Jarry’s Macbeth-inspired yarn about a flatulent slob and his harridan wife’s rise and fall here becomes a dryly grotesque satire on greed, in which all Ubu wants is “a big sombrero.” Thomas plays both Pere and Mere Ubu, while, in-between powering the show’s musical heart, the band play everything from the Polish Army and sackcloth-clad peasants to a collapsing horse and a rubber-headed chicken representing the Judges. The audience themselves become an informal chorus Brecht would have died for.

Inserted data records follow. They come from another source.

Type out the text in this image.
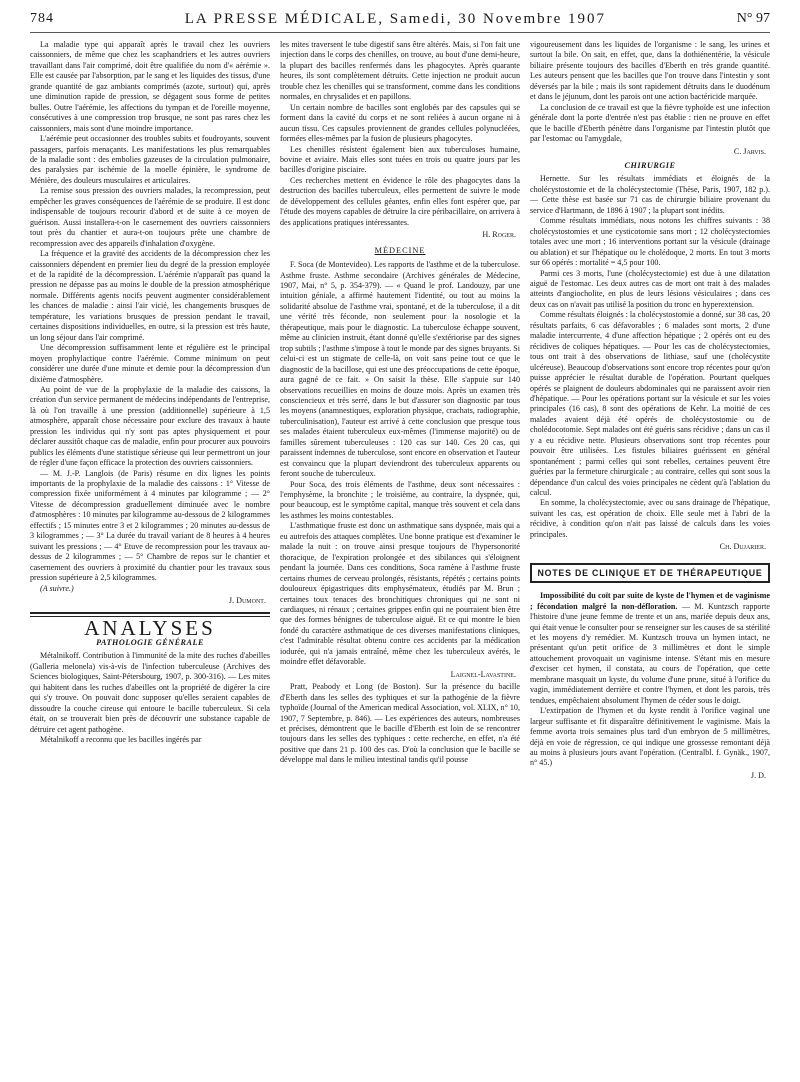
784	LA PRESSE MÉDICALE, Samedi, 30 Novembre 1907	N° 97

La maladie type qui apparaît après le travail chez les ouvriers caissonniers, de même que chez les scaphandriers et les autres ouvriers travaillant dans l'air comprimé, doit être qualifiée du nom d'« aérémie ». Elle est causée par l'absorption, par le sang et les liquides des tissus, d'une grande quantité de gaz ambiants comprimés (azote, surtout) qui, après une diminution rapide de pression, se dégagent sous forme de petites bulles. Outre l'aérémie, les affections du tympan et de l'oreille moyenne, consécutives à une compression trop brusque, ne sont pas rares chez les caissonniers, mais sont d'une moindre importance.

L'aérémie peut occasionner des troubles subits et foudroyants, souvent passagers, parfois menaçants. Les manifestations les plus remarquables de la maladie sont : des embolies gazeuses de la circulation pulmonaire, des paralysies par ischémie de la moelle épinière, le syndrome de Ménière, des douleurs musculaires et articulaires.

La remise sous pression des ouvriers malades, la recompression, peut empêcher les graves conséquences de l'aérémie de se produire. Il est donc indispensable de toujours recourir d'abord et de suite à ce moyen de guérison. Aussi installera-t-on le casernement des ouvriers caissonniers tout près du chantier et aura-t-on toujours prête une chambre de recompression avec des appareils d'inhalation d'oxygène.

La fréquence et la gravité des accidents de la décompression chez les caissonniers dépendent en premier lieu du degré de la pression employée et de la rapidité de la décompression. L'aérémie n'apparaît pas quand la pression ne dépasse pas au moins le double de la pression atmosphérique normale. Différents agents nocifs peuvent augmenter considérablement les chances de maladie : ainsi l'air vicié, les changements brusques de température, les variations brusques de pression pendant le travail, certaines dispositions individuelles, en outre, si la pression est très haute, un long séjour dans l'air comprimé.

Une décompression suffisamment lente et régulière est le principal moyen prophylactique contre l'aérémie. Comme minimum on peut considérer une durée d'une minute et demie pour la décompression d'un dixième d'atmosphère.

Au point de vue de la prophylaxie de la maladie des caissons, la création d'un service permanent de médecins indépendants de l'entreprise, là où l'on travaille à une pression (additionnelle) supérieure à 1,5 atmosphère, apparaît chose nécessaire pour exclure des travaux à haute pression les individus qui n'y sont pas aptes physiquement et pour déclarer aussitôt chaque cas de maladie, enfin pour procurer aux pouvoirs publics les éléments d'une statistique sérieuse qui leur permettront un jour de régler d'une façon efficace la protection des ouvriers caissonniers.

— M. J.-P. Langlois (de Paris) résume en dix lignes les points importants de la prophylaxie de la maladie des caissons : 1° Vitesse de compression fixée uniformément à 4 minutes par kilogramme ; — 2° Vitesse de décompression graduellement diminuée avec le nombre d'atmosphères : 10 minutes par kilogramme au-dessous de 2 kilogrammes effectifs ; 15 minutes entre 3 et 2 kilogrammes ; 20 minutes au-dessus de 3 kilogrammes ; — 3° La durée du travail variant de 8 heures à 4 heures suivant les pressions ; — 4° Etuve de recompression pour les travaux au-dessus de 2 kilogrammes ; — 5° Chambre de repos sur le chantier et casernement des ouvriers à proximité du chantier pour les travaux sous pression supérieure à 2,5 kilogrammes.

(A suivre.)

J. Dumont.
ANALYSES
PATHOLOGIE GÉNÉRALE

Métalnikoff. Contribution à l'immunité de la mite des ruches d'abeilles (Galleria melonela) vis-à-vis de l'infection tuberculeuse (Archives des Sciences biologiques, Saint-Pétersbourg, 1907, p. 300-316). — Les mites qui habitent dans les ruches d'abeilles ont la propriété de digérer la cire qui s'y trouve. On pouvait donc supposer qu'elles seraient capables de dissoudre la couche cireuse qui entoure le bacille tuberculeux. Si cela était, on se trouverait bien près de découvrir une substance capable de détruire cet agent pathogène.

Métalnikoff a reconnu que les bacilles ingérés par

les mites traversent le tube digestif sans être altérés. Mais, si l'on fait une injection dans le corps des chenilles, on trouve, au bout d'une demi-heure, la plupart des bacilles renfermés dans les phagocytes. Après quarante heures, ils sont complètement détruits. Cette injection ne produit aucun trouble chez les chenilles qui se transforment, comme dans les conditions normales, en chrysalides et en papillons.

Un certain nombre de bacilles sont englobés par des capsules qui se forment dans la cavité du corps et ne sont reliées à aucun organe ni à aucun tissu. Ces capsules proviennent de grandes cellules polynucléées, formées elles-mêmes par la fusion de plusieurs phagocytes.

Les chenilles résistent également bien aux tuberculoses humaine, bovine et aviaire. Mais elles sont tuées en trois ou quatre jours par les bacilles d'origine pisciaire.

Ces recherches mettent en évidence le rôle des phagocytes dans la destruction des bacilles tuberculeux, elles permettent de suivre le mode de développement des cellules géantes, enfin elles font espérer que, par l'étude des moyens capables de détruire la cire péribacillaire, on arrivera à des applications pratiques intéressantes.

H. Roger.
MÉDECINE

F. Soca (de Montevideo). Les rapports de l'asthme et de la tuberculose. Asthme fruste. Asthme secondaire (Archives générales de Médecine, 1907, Mai, n° 5, p. 354-379). — « Quand le prof. Landouzy, par une intuition géniale, a affirmé hautement l'identité, ou tout au moins la solidarité absolue de l'asthme vrai, spontané, et de la tuberculose, il a dit une vérité très féconde, non seulement pour la nosologie et la thérapeutique, mais pour le diagnostic. La tuberculose échappe souvent, même au clinicien instruit, étant donné qu'elle s'extériorise par des signes trop subtils ; l'asthme s'impose à tout le monde par des signes bruyants. Si celui-ci est un stigmate de celle-là, on voit sans peine tout ce que le diagnostic de la bacillose, qui est une des préoccupations de cette époque, aura gagné de ce fait. » On saisit la thèse. Elle s'appuie sur 140 observations recueillies en moins de douze mois. Après un examen très consciencieux et très serré, dans le but d'assurer son diagnostic par tous les moyens (anamnestiques, exploration physique, crachats, radiographie, tuberculinisation), l'auteur est arrivé à cette conclusion que presque tous ses malades étaient tuberculeux eux-mêmes (l'immense majorité) ou de familles sûrement tuberculeuses : 120 cas sur 140. Ces 20 cas, qui paraissent indemnes de tuberculose, sont encore en observation et l'auteur est convaincu que la plupart deviendront des tuberculeux apparents ou feront souche de tuberculeux.

Pour Soca, des trois éléments de l'asthme, deux sont nécessaires : l'emphysème, la bronchite ; le troisième, au contraire, la dyspnée, qui, pour beaucoup, est le symptôme capital, manque très souvent et cela dans les asthmes les moins contestables.

L'asthmatique fruste est donc un asthmatique sans dyspnée, mais qui a eu autrefois des attaques complètes. Une bonne pratique est d'examiner le malade la nuit : on trouve ainsi presque toujours de l'hypersonorité thoracique, de l'expiration prolongée et des sibilances qui s'éloignent pendant la journée. Dans ces conditions, Soca ramène à l'asthme fruste certains rhumes de cerveau prolongés, résistants, répétés ; certains points douloureux épigastriques dits emphysémateux, étudiés par M. Brun ; certaines toux tenaces des bronchitiques chroniques qui ne sont ni cardiaques, ni rénaux ; certaines grippes enfin qui ne pourraient bien être que des formes bénignes de tuberculose aiguë. Et ce qui montre le bien fondé du caractère asthmatique de ces diverses manifestations cliniques, c'est l'admirable résultat obtenu contre ces accidents par la médication iodurée, qui n'a jamais entraîné, même chez les tuberculeux avérés, le moindre effet défavorable.

Laignel-Lavastine.

Pratt, Peabody et Long (de Boston). Sur la présence du bacille d'Eberth dans les selles des typhiques et sur la pathogénie de la fièvre typhoïde (Journal of the American medical Association, vol. XLIX, n° 10, 1907, 7 Septembre, p. 846). — Les expériences des auteurs, nombreuses et précises, démontrent que le bacille d'Eberth est loin de se rencontrer toujours dans les selles des typhiques : cette recherche, en effet, n'a été positive que dans 21 p. 100 des cas. D'où la conclusion que le bacille se développe mal dans le milieu intestinal tandis qu'il pousse

vigoureusement dans les liquides de l'organisme : le sang, les urines et surtout la bile. On sait, en effet, que, dans la dothiénentérie, la vésicule biliaire présente toujours des bacilles d'Eberth en très grande quantité. Les auteurs pensent que les bacilles que l'on trouve dans l'intestin y sont déversés par la bile ; mais ils sont rapidement détruits dans le duodénum et dans le jéjunum, dont les parois ont une action bactéricide marquée.

La conclusion de ce travail est que la fièvre typhoïde est une infection générale dont la porte d'entrée n'est pas établie : rien ne prouve en effet que le bacille d'Eberth pénètre dans l'organisme par l'intestin plutôt que par l'estomac ou l'amygdale,

C. Jarvis.
CHIRURGIE

Hernette. Sur les résultats immédiats et éloignés de la cholécystostomie et de la cholécystectomie (Thèse, Paris, 1907, 182 p.). — Cette thèse est basée sur 71 cas de chirurgie biliaire provenant du service d'Hartmann, de 1896 à 1907 ; la plupart sont inédits.

Comme résultats immédiats, nous notons les chiffres suivants : 38 cholécystostomies et une cysticotomie sans mort ; 12 cholécystectomies totales avec une mort ; 16 interventions portant sur la vésicule (drainage ou ablation) et sur l'hépatique ou le cholédoque, 2 morts. En tout 3 morts sur 66 opérés : mortalité = 4,5 pour 100.

Parmi ces 3 morts, l'une (cholécystectomie) est due à une dilatation aiguë de l'estomac. Les deux autres cas de mort ont trait à des malades atteints d'angiocholite, en plus de leurs lésions vésiculaires ; dans ces deux cas on n'avait pas utilisé la position du tronc en hyperextension.

Comme résultats éloignés : la cholécystostomie a donné, sur 38 cas, 20 résultats parfaits, 6 cas défavorables ; 6 malades sont morts, 2 d'une maladie intercurrente, 4 d'une affection hépatique ; 2 opérés ont eu des récidives de coliques hépatiques. — Pour les cas de cholécystectomies, tous ont trait à des observations de lithiase, sauf une (cholécystite ulcéreuse). Beaucoup d'observations sont encore trop récentes pour qu'on puisse apprécier le résultat durable de l'opération. Pourtant quelques opérés se plaignent de douleurs abdominales qui ne paraissent avoir rien d'hépatique. — Pour les opérations portant sur la vésicule et sur les voies principales (16 cas), 8 sont des opérations de Kehr. La moitié de ces malades avaient déjà été opérés de cholécystostomie ou de cholédocotomie. Sept malades ont été guéris sans récidive ; dans un cas il y a eu récidive nette. Plusieurs observations sont trop récentes pour pouvoir être utilisées. Les fistules biliaires guérissent en général spontanément ; parmi celles qui sont rebelles, certaines peuvent être guéries par la fermeture chirurgicale ; au contraire, celles qui sont sous la dépendance d'un calcul des voies principales ne cèdent qu'à l'ablation du calcul.

En somme, la cholécystectomie, avec ou sans drainage de l'hépatique, suivant les cas, est opération de choix. Elle seule met à l'abri de la récidive, à condition qu'on n'ait pas laissé de calculs dans les voies principales.

Ch. Dujarier.
NOTES DE CLINIQUE ET DE THÉRAPEUTIQUE

Impossibilité du coït par suite de kyste de l'hymen et de vaginisme ; fécondation malgré la non-défloration. — M. Kuntzsch rapporte l'histoire d'une jeune femme de trente et un ans, mariée depuis deux ans, qui était venue le consulter pour se renseigner sur les causes de sa stérilité et les moyens d'y remédier. M. Kuntzsch trouva un hymen intact, ne présentant qu'un petit orifice de 3 millimètres et dont le simple attouchement provoquait un vaginisme intense. S'étant mis en mesure d'exciser cet hymen, il constata, au cours de l'opération, que cette membrane masquait un kyste, du volume d'une prune, situé à l'orifice du vagin, immédiatement derrière et contre l'hymen, et dont les parois, très tendues, empêchaient absolument l'hymen de céder sous le doigt.

L'extirpation de l'hymen et du kyste rendit à l'orifice vaginal une largeur suffisante et fit disparaître définitivement le vaginisme. Mais la femme avorta trois semaines plus tard d'un embryon de 5 millimètres, déjà en voie de régression, ce qui indique une grossesse remontant déjà au moins à plusieurs jours avant l'opération. (Centralbl. f. Gynäk., 1907, n° 45.)

J. D.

An opening overture accompanied by animated captions from the Brothers Quay sets a woozily grandiloquent tone, only to be upended by some ungainly dance routines the band throw themselves into with gusto. Drummer Steve Mehlman, in particular, relishes the opportunity to wear a dress. Buttoned-up in a long raincoat, Thomas delivers his lines in either a corpulent growl or a strangled yelp to delineate each character. What follows is a magnificently rough and not always ready lo-fi piece of post-punk musical theatre that chimes perfectly with the post-recessionary reclaiming of lo-fi cabaret.
At times wilfully shambolic, the missed cues that cause Thomas to step out of character to berate either himself or the band’s school nativity acting style almost has the second half running away with itself. This, though, looks like deliberate sabotage in an all too contemporary provocation in an Ubuised world.